私が3、4歳くらいで、曾祖母のミヨさんは70歳代後半。ミヨさんは同年代の二人の友人と月岡温泉へ一泊旅行に行くにあたり、私を一緒に連れて行くことにした。聞き分けがよくおとなしい子どもだった私は、三人のお婆さんにとってマスコット的存在。

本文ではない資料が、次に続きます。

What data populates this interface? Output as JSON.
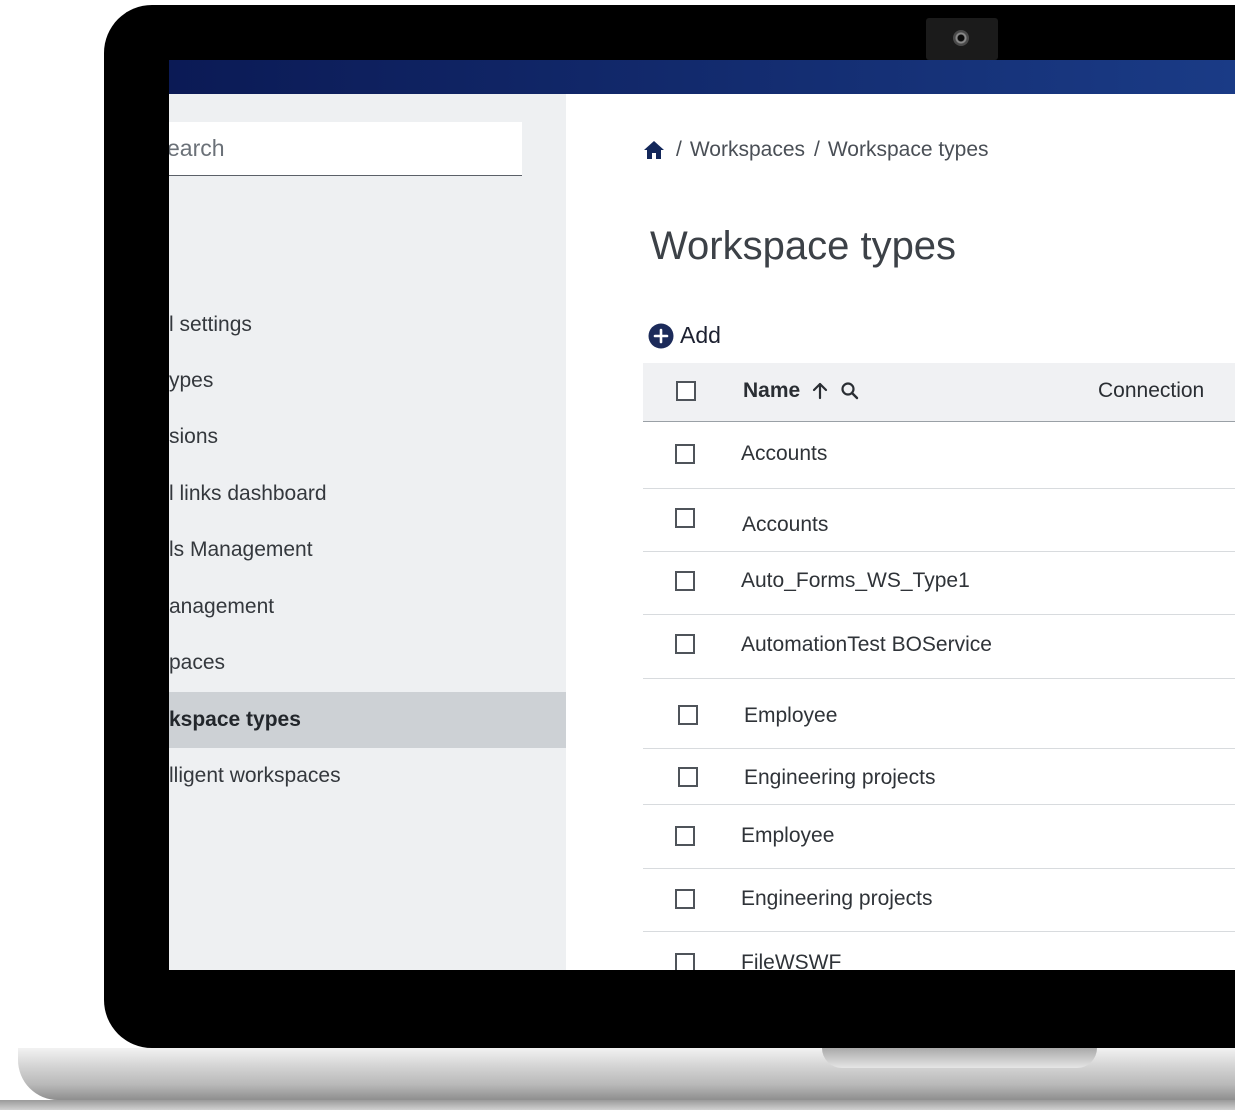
{
  "search": {
    "placeholder": "earch"
  },
  "sidebar": {
    "items": [
      {
        "label": "l settings"
      },
      {
        "label": "ypes"
      },
      {
        "label": "sions"
      },
      {
        "label": "l links dashboard"
      },
      {
        "label": "ls Management"
      },
      {
        "label": "anagement"
      },
      {
        "label": "paces"
      },
      {
        "label": "kspace types"
      },
      {
        "label": "lligent workspaces"
      }
    ]
  },
  "breadcrumb": {
    "items": [
      "Workspaces",
      "Workspace types"
    ],
    "separator": "/"
  },
  "page": {
    "title": "Workspace types"
  },
  "toolbar": {
    "add_label": "Add"
  },
  "table": {
    "columns": {
      "name": "Name",
      "connection": "Connection"
    },
    "sort": "ascending",
    "rows": [
      {
        "name": "Accounts"
      },
      {
        "name": "Accounts"
      },
      {
        "name": "Auto_Forms_WS_Type1"
      },
      {
        "name": "AutomationTest BOService"
      },
      {
        "name": "Employee"
      },
      {
        "name": "Engineering projects"
      },
      {
        "name": "Employee"
      },
      {
        "name": "Engineering projects"
      },
      {
        "name": "FileWSWF"
      }
    ]
  },
  "colors": {
    "topbar": "#0b1a55",
    "accent": "#1c2b5a",
    "sidebar_bg": "#eef0f2",
    "active_bg": "#cdd1d5"
  },
  "icons": [
    "home-icon",
    "add-icon",
    "sort-up-icon",
    "search-icon",
    "camera-icon"
  ]
}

月岡までは汽車に乗り、四人掛けボックス席で私は三人のお婆さんに囲まれて、窓際に座っていた。汽車が動き出してしばらくすると、ミヨさんが手荷物からゆで卵を出して私にくれた。私は喜んで食べた。それを見たほかの二人も、自分の持ってきたゆで卵を「これもお食べ」と殻を剥いてくれた。当時、汽車旅行には誰もがゆで卵を持って出かけたものだ。私が本当に喜んで食べたのは2つまでで、3つ目は断っては悪いと思って食べた、と思う。気遣いのある子だった(たぶん)。そして事件は起きた。

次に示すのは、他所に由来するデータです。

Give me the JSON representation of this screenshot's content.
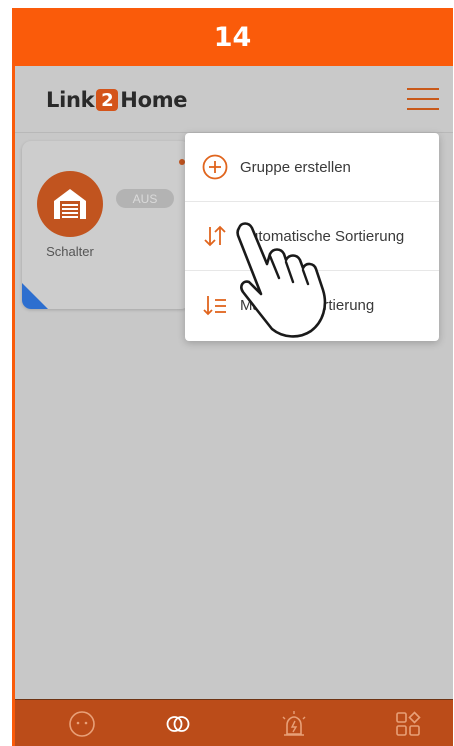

月岡駅に着く前に、私は卵の食べ過ぎでお腹が痛くなった。お婆さんたちの楽しい旅は一転、三人は真っ青になったことだろう。今考えると本当に申し訳ないことをした。
この先の記述には推測も混じる。月岡駅に着き、一同は迎えに来た旅館の車で宿泊予定の温泉まで行った。ミヨさんは旅館から家に電話し、母が私を迎えに月岡温泉までやって来た。母は家でのんびりしていたところに、突然の呼び出しだ。これまた申し訳ないことをした。
その後、腹痛がいつまで続いたのか記憶にないが、さほど苦しんだ覚えもない。三人のお婆さんは「恵子にゆで卵を3つも食べさせたのは失敗だったわね~」なんて言いながら、でも気を取り直して温泉を楽しんで一泊して、月岡饅頭をお土産に帰ってきた(はず)。
私はこれに懲りてゆで卵は見るのも嫌に…なったりはしなかった。でも、ゆで卵を食べる時にはこの月岡温泉ゆで卵事件が脳裏をよぎり、決して一度に2個以上食べることはしない。